Saat pertama kali aku mendengar kalimat “Man up!” atau “Don’t cry like a baby!”, aku masih kecil, mungkin baru berusia sepuluh tahun. Sejak saat itu, setiap kali air mata hampir menetes, aku buru-buru menahan. Karena “cowok sejati” tidak boleh lemah. Padahal, tanpa kita sadari, budaya ini meracuni cara kita memproses dan menyadari emosi kita sendiri.
Society Teaches Men to Hide Emotions
Sejak kecil, kita selalu mendengar pesan terselubung atau bahkan eksplisit bahwa “cowok itu kuat” dan tidak seharusnya mengekspresikan kesedihan atau ketakutan. Kalimat seperti “Jangan nangis di sini, nanti dibilang cengeng!” atau “Man up!” terulang berulang kali, di rumah ketika orang tua menegur, di sekolah saat teman mengejek, bahkan di iklan televisi yang menampilkan laki-laki tanpa rasa takut. Imbasnya, setiap kali kita merasa sedih, marah, atau cemas, alam bawah sadar kita langsung menekan perasaan itu dan menampilkan topeng seolah semuanya baik-baik saja, karena kita percaya emosi “lemah” adalah tabu bagi laki-laki.
Delayed Emotional Response: Distraction Mania
Karena terbiasa menyembunyikan emosi, respons alami kebanyakan pria bukanlah menghadapi atau memproses perasaan itu, melainkan mengalihkannya dengan aktivitas apa pun. Nongkrong bareng teman, lembur kerja atau tugas kuliah, main game, scrolling media sosial, atau binge-watching serial favorit menjadi pelarian yang efektif untuk menunda rasa sedih atau kecewa. Sayangnya, bila terus-menerus kita memilih “distraction” alih-alih penyembuhan, emosi itu tidak hilang; ia hanya tertunda dan menumpuk, siap meledak kapan saja dalam situasi yang paling tak terduga.

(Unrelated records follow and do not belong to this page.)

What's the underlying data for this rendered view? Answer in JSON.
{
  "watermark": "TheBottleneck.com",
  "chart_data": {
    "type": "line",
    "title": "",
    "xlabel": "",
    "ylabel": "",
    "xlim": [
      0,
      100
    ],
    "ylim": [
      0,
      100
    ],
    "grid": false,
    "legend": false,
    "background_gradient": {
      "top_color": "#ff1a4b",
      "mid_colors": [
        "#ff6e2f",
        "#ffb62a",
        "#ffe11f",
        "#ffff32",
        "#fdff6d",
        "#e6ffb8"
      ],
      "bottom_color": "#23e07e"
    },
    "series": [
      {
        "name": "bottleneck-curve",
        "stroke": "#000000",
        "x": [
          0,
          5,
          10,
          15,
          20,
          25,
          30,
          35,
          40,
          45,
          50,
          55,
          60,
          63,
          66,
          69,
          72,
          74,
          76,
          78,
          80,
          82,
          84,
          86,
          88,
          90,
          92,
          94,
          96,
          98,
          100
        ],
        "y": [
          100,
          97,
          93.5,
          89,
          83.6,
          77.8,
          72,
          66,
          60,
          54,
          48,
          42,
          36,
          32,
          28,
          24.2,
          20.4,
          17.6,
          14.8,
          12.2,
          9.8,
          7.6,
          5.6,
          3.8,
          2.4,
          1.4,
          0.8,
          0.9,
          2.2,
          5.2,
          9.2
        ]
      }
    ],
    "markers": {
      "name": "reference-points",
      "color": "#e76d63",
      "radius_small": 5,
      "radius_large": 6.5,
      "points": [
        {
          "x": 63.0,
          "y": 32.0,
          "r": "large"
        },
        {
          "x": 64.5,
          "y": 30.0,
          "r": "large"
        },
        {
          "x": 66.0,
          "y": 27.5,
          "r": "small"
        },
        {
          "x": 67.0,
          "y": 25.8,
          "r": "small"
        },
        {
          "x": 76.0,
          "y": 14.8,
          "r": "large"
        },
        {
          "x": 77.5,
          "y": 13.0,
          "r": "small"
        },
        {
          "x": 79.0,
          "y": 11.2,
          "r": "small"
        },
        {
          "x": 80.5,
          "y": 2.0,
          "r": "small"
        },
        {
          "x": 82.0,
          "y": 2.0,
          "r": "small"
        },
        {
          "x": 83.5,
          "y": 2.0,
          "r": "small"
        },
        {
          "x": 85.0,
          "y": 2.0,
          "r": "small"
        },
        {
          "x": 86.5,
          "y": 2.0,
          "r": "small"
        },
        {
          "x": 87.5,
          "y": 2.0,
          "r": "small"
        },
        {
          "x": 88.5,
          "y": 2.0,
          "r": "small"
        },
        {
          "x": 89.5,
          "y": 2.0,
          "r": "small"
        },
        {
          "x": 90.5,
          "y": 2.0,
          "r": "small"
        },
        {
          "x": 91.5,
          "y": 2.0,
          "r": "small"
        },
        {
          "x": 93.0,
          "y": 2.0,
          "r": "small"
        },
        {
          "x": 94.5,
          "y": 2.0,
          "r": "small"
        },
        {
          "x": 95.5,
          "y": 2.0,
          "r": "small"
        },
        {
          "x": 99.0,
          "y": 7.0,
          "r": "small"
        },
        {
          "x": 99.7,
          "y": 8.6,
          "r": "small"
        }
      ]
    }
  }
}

Ego and Pride: Harga Diri yang Membutakan
Ketika emosi ingin diungkap, sering terdengar bisikan ego yang berkata, “Jangan tunjukkan sisi lemahmu.” Kita takut kehilangan citra “cool” di mata orang lain, tidak mau dianggap inferior, dan berusaha mempertahankan kendali, padahal dengan menolak untuk mengakui perasaan, kita justru kehilangan kendali atas diri sendiri. Alih-alih mengelola emosi dengan bijak, kita menimbun dan mengubur perasaan. Padahal, kekuatan mental sejati justru muncul ketika kita berani merasakan dan mengekspresikan emosi secara sehat.
Grieves While We’re Still in Relationship
Ada kalanya kita menyadari sebuah hubungan, entah itu persahabatan, keakraban keluarga, atau asmara, akan mencapai ujungnya. Namun karena takut muncul sebagai sosok yang rapuh, kita memendam segala kecurigaan, kesedihan, dan rasa bersalah yang mengendap di hati. Akhirnya, ketika hubungan itu benar-benar berakhir, emosi yang telah lama tertahan meledak sekaligus, menghasilkan penyesalan mendalam: “Andai saja aku lebih jujur sejak awal…” Air mata yang tertunda itu tak lagi bisa dipisahkan menjadi proses yang halus dan penyembuhannya tidak lagi semudah ketika masih dalam hubungan.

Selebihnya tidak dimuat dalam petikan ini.